Em meados dos anos 60, propuseram a Paul Newman o papel principal em um filme sobre um detetive particular bastante parecido com aqueles dos romances policiais dos anos 40, Philip Marlowe, de Raymond Chandler, e Sam Spade, de Dashiel Hammett.
O autor não era assim propriamente um Hammett, um Chandler. Chamava-se Kenneth Millar (1915-1983), mas, sob o pseudônimo de Ross Macdonald, havia criado um detetive tão hard-boiled quanto Marlowe e Spade, chamado Lew Archer.
Paul Newman topou a oferta – mas, como vinha de dois bons filmes que começavam com a letra h, The Hustler, no Brasil Desafio à Corrupção, de 1961, e Hud, no Brasil O Indomado, de 1963, fez dois pedidos. A rigor, duas exigências. O nome do personagem deveria começar com h – e o nome dele seria o título do filme.

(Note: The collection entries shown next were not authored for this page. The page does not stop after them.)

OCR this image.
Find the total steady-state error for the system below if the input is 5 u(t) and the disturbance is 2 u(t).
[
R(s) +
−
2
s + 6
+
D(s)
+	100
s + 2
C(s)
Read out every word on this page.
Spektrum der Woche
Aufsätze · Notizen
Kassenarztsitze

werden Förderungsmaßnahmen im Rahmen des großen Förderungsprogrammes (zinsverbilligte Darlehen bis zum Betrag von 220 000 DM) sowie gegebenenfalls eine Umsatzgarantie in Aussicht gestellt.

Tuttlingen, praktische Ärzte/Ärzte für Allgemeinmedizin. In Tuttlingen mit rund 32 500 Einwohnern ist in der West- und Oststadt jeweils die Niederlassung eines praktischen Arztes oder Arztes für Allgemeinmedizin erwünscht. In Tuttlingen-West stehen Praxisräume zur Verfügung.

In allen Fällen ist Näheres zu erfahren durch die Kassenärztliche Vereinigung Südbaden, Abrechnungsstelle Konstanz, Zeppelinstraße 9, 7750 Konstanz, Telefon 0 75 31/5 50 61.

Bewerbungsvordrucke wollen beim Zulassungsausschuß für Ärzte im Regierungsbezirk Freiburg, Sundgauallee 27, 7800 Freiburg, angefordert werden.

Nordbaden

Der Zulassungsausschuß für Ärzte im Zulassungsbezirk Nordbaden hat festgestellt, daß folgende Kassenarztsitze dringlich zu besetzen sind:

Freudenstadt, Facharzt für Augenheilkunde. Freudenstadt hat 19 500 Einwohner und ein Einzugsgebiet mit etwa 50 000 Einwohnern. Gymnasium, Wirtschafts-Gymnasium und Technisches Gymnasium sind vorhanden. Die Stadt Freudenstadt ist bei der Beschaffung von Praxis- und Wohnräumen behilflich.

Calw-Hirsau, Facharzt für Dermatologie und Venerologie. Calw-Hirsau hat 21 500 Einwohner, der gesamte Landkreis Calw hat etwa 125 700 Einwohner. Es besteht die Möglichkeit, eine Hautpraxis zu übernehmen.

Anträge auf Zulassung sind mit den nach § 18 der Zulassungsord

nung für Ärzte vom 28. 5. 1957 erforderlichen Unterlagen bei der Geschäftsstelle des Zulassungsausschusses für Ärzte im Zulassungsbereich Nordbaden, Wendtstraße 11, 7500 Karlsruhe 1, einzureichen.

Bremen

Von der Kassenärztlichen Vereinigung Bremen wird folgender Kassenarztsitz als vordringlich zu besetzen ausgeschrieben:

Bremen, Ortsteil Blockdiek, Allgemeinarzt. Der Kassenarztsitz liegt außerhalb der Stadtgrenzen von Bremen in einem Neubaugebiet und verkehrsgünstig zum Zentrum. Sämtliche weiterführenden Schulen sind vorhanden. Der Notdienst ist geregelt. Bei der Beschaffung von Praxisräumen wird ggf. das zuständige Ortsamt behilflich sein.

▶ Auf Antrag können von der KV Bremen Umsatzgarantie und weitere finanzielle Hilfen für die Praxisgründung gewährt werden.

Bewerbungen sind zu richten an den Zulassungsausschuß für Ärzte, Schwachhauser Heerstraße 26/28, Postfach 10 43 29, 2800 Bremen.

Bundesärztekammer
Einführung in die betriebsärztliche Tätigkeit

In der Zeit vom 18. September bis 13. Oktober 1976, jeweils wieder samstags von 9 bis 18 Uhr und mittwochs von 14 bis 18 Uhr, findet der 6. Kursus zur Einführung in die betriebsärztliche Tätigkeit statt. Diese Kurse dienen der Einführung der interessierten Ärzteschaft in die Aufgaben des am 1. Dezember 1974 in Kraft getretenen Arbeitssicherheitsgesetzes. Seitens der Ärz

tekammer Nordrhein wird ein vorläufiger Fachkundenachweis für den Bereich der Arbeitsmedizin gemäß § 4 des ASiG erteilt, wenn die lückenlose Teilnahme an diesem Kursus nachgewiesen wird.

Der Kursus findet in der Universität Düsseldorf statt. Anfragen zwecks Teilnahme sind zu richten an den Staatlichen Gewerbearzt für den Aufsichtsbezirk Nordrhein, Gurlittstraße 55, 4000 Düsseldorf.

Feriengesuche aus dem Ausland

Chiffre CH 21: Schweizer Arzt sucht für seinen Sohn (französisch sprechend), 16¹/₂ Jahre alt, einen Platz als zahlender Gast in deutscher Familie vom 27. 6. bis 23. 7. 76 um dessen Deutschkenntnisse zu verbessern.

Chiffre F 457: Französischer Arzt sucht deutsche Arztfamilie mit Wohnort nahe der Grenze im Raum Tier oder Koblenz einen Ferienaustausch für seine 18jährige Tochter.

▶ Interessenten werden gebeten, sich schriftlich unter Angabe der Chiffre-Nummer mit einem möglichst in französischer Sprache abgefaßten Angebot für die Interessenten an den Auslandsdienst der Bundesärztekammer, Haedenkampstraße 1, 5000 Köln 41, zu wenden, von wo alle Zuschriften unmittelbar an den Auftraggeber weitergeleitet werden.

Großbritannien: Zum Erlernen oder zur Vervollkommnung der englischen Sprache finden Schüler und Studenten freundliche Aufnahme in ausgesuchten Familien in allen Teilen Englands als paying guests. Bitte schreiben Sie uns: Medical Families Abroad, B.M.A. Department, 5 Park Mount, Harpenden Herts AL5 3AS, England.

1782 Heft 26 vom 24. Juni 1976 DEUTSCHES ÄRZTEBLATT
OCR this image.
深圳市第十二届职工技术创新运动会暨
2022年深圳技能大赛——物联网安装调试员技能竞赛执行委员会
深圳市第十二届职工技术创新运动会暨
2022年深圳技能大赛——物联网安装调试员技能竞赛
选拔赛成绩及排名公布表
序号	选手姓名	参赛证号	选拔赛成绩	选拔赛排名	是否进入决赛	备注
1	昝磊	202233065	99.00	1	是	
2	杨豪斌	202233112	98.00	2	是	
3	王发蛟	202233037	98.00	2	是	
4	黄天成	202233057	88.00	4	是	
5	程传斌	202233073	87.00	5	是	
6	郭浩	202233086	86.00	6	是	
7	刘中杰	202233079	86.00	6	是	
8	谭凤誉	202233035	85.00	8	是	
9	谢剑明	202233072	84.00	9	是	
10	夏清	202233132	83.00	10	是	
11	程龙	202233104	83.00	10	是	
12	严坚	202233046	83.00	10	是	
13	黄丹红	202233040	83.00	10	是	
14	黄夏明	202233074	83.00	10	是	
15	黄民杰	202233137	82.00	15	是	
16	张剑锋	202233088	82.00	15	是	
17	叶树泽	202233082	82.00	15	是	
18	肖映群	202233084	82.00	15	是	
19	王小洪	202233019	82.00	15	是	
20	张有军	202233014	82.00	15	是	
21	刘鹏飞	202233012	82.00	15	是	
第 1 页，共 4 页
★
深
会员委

Lew Archer virou Lew Harper. Harper, de 1966, no Brasil ganhou um adendo e virou Harper, O Caçador de Aventuras.
E essa história dos filmes de Paul Newman que começam com a letra h (em 1967 ainda viria Hombre) é uma das melhores coisas deste Harper.
Hum… A frase acima é mais uma brincadeira do que a verdade dos fatos. Harper não é um grande filme, de forma alguma, muito longe disso. Mas é uma diversão agradável. Tem uma trama intrincada, interessante, especialmente atraente para quem gosta das histórias dos detetives hard-boiled, durões, dos anos 40; tem Paul Newman bem à vontade no papel do detetive competente, determinado, incansável, mas que apanha mais que sparing de boxeador – todos os bandidos de Los Angeles e arredores parecem ter um especial prazer em dar umas porradas em Harper. E tem várias atrizes bem interessantes no elenco.
Na verdade, foi por causa das atrizes que decidi rever o filme agora para fazer esta anotação. Quando o vimos pela primeira vez, em 2007, anotei apenas o seguinte:
Um bando de atrizes interessantes, Paul Newman como um detetive à la do Raymond Chandler ou Dashiell Hammett – um divertimentozinho leve, e nada mais.
As personagens de Lauren Bacall e Pamela Tiffin se odeiam
A primeira das várias atrizes que vemos é Lauren Bacall, absolutamente perfeita para seu papel de Mrs. Sampson, uma dondoca casada com um milionário muito milionário. O espectador não fica sabendo exatamente quais são os negócios de Sampson, mas são muitos – e pelo menos alguns deles não são praticados dentro das leis.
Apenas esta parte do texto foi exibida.